Unions serve several important purposes:
- Memory Efficiency: When only one variant is needed at a time, unions save memory compared to structures.
- Type Punning: Unions allow reinterpreting the same bits as different types (useful for low-level operations).
- Bit Field Access: Unions can provide both whole-value and bit-level access to the same data.
- Variant Data: Storing different types of data depending on context, often paired with an enum to track which variant is active.
Common Pattern: Tagged Unions
A common pattern is to pair a union with an enum to track which member is currently valid:
enum DataType {
TYPE_INT,
TYPE_FLOAT,
TYPE_STRING
};
struct Data {
enum DataType type;
union {
int intValue;
float floatValue;
char* stringValue;
} value;
};
// Usage
struct Data d;
d.type = TYPE_INT;
d.value.intValue = 42;
// Check type before accessing
if (d.type == TYPE_INT) {
printf("Integer: %d\n", d.value.intValue);
}
Unions for Bit Manipulation
Unions are particularly useful for accessing the same data at different granularities:
union Color {
unsigned int rgba; // 32-bit color value
struct {
unsigned char r; // Red channel
unsigned char g; // Green channel
unsigned char b; // Blue channel
unsigned char a; // Alpha channel
} channels;
};
// Usage
union Color c;
c.rgba = 0xFF00FF80;
// Access individual channels
printf("Red: %d\n", c.channels.r); // 0x80
printf("Alpha: %d\n", c.channels.a); // 0xFF
Unions in Windows Heap Structures
Windows heap internals extensively use unions for memory efficiency and flexible field access. For example, a heap entry might have different interpretations depending on whether it’s allocated or free:
typedef struct _HEAP_ENTRY {
union {
struct {
unsigned short Size;
unsigned char Flags;
unsigned char SmallTagIndex;
};
unsigned int CompactHeader;
};
union {
// When allocated: internal flags
unsigned short UnusedBytes;
// When free: link to next free entry
void* NextFreeEntry;
};
} HEAP_ENTRY;
In this example:
- The first union allows accessing the header as individual fields or as a 32-bit integer for atomic operations.

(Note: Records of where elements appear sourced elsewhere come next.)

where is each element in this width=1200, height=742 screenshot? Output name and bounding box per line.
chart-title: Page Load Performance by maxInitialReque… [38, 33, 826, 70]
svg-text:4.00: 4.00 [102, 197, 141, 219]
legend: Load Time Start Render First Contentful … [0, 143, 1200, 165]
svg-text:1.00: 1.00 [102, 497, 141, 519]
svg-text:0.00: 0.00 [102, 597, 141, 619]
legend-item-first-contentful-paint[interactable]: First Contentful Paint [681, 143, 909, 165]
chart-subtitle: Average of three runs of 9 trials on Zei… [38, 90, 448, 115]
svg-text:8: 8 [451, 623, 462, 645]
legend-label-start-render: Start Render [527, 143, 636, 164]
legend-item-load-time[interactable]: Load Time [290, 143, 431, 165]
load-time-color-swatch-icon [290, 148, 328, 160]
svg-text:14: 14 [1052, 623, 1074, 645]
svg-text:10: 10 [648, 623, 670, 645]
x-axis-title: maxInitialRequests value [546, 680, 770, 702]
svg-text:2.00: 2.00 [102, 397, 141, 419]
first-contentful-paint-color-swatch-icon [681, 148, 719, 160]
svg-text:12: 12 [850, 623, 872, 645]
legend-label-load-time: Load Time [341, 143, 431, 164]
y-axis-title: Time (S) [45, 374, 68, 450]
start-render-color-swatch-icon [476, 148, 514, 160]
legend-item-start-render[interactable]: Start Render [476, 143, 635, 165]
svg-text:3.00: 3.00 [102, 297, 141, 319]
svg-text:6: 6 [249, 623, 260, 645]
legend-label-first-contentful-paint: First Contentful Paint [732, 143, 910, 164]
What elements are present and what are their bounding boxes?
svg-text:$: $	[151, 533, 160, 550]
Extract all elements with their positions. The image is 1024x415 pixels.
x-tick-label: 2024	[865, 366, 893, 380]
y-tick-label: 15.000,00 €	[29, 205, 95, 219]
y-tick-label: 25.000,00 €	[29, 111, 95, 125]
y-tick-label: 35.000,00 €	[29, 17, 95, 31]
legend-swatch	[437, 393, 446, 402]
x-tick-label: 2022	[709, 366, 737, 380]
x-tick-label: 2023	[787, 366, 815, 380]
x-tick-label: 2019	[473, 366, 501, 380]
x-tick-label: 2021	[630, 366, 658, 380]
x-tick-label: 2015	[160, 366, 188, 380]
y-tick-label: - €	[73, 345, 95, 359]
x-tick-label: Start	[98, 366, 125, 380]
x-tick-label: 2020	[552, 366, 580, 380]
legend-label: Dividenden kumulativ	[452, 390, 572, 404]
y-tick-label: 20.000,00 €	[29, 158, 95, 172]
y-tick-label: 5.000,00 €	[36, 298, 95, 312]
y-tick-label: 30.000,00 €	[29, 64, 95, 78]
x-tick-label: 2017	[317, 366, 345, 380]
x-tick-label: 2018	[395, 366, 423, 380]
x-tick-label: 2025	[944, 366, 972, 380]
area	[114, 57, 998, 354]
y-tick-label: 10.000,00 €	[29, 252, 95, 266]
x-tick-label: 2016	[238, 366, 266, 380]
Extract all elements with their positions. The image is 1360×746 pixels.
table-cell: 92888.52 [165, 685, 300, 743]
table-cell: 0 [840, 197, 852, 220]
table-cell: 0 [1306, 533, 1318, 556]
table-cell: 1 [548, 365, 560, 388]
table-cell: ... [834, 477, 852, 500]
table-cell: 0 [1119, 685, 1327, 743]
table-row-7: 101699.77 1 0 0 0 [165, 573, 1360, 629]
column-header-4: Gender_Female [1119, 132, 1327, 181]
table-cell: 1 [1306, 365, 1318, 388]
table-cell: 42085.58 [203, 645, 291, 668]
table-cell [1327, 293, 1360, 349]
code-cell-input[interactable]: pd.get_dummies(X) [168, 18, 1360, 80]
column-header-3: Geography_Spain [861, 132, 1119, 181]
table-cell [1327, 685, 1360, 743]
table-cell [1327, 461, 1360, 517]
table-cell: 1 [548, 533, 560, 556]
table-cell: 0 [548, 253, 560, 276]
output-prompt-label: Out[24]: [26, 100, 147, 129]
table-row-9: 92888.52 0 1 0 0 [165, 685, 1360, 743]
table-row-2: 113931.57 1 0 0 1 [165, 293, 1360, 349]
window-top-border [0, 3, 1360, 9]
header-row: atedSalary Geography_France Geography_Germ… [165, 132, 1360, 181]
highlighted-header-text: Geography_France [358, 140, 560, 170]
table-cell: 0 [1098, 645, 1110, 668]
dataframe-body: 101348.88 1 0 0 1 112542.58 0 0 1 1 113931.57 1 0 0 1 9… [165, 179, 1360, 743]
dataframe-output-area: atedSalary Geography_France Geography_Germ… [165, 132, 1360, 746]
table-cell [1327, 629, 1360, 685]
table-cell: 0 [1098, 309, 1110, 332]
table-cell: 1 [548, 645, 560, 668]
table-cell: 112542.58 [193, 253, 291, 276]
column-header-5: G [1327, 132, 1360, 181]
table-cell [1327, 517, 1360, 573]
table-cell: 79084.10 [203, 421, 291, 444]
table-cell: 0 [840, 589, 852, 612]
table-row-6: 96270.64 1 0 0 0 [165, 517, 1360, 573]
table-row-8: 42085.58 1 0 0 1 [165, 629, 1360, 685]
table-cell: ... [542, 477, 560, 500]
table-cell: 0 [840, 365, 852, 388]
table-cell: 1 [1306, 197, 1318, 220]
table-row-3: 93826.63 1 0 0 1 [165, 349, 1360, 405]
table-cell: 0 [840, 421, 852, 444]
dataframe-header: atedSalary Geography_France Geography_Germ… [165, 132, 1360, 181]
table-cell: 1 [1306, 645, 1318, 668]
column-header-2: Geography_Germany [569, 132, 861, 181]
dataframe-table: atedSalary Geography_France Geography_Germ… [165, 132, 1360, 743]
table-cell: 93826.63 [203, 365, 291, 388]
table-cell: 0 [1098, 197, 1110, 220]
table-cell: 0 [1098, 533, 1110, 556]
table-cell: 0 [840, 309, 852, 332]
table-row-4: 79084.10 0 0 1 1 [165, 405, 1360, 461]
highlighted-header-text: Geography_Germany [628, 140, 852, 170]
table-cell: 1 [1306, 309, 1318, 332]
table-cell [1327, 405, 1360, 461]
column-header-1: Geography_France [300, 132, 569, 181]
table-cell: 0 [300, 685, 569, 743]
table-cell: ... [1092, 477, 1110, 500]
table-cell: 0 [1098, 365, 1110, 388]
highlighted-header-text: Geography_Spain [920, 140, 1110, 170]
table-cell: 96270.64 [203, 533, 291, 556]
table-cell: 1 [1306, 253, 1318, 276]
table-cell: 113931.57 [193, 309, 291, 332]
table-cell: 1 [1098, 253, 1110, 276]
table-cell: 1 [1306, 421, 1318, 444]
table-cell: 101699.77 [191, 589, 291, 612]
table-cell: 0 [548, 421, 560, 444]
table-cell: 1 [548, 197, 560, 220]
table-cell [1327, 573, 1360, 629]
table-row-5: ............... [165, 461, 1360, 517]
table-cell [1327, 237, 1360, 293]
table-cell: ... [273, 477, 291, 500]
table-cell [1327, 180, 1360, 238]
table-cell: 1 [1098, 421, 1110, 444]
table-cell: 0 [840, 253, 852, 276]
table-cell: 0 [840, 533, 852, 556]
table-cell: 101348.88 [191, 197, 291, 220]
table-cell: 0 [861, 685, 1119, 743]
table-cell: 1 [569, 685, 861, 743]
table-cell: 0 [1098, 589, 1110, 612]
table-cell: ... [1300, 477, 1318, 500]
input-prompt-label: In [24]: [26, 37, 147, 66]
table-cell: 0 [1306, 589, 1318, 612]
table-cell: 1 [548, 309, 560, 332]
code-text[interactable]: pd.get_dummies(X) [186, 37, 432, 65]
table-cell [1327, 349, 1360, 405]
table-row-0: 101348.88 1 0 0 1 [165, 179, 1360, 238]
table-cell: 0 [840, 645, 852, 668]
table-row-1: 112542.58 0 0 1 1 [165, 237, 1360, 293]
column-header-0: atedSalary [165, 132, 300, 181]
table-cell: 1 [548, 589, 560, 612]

- The second union reuses the same memory for different purposes depending on whether the block is allocated or free.
Anonymous Unions
Modern C (C11) and C++ allow anonymous unions within structures:
struct HeapBlock {
unsigned int header;
union { // Anonymous union
unsigned short size;
void* nextFree;
}; // No name for the union itself
};
// Usage - access members directly
struct HeapBlock block;
block.size = 16; // Not block.unionName.size
Unions with Bit Fields
Unions work well with bit fields for compact encoding:
union Flags {
unsigned int allFlags;
struct {
unsigned int flag1 : 1;
unsigned int flag2 : 1;
unsigned int count : 6;
unsigned int type : 4;
unsigned int reserved : 20;
} bits;
};
// Set entire value at once
union Flags f;
f.allFlags = 0;
// Or manipulate individual bits
f.bits.flag1 = 1;
f.bits.count = 15;
f.bits.type = 3;
Important Considerations
When working with unions, keep these points in mind:
- Only One Valid Member: Only the last member written is valid. Reading other members gives undefined behavior (except for type punning in some cases).
- Initialization: Unions can be initialized, but only the first member is guaranteed to work portably in C (C++ and C99+ offer designated initializers).
- Alignment: The union is aligned to the most restrictive alignment requirement of its members.
- Padding: Some members may have trailing padding to match the union size.
- Endianness: Byte-order matters when accessing multi-byte values as bytes. Little-endian (x86/x64) and big-endian systems differ.
Why Windows Heap Uses Unions
The Windows heap structures use unions extensively because:
- Space Efficiency: Heap metadata must be minimal to reduce overhead. Unions allow different fields for different states without wasting space.
- Performance: Accessing the same data as different types (like a 32-bit integer or four 8-bit fields) enables efficient manipulation and atomic operations.
- State-Dependent Fields: Free and allocated blocks need different information, but unions allow both interpretations to coexist.
- Encoding/Decoding: Unions simplify encoding complex structures into compact formats and decoding them back.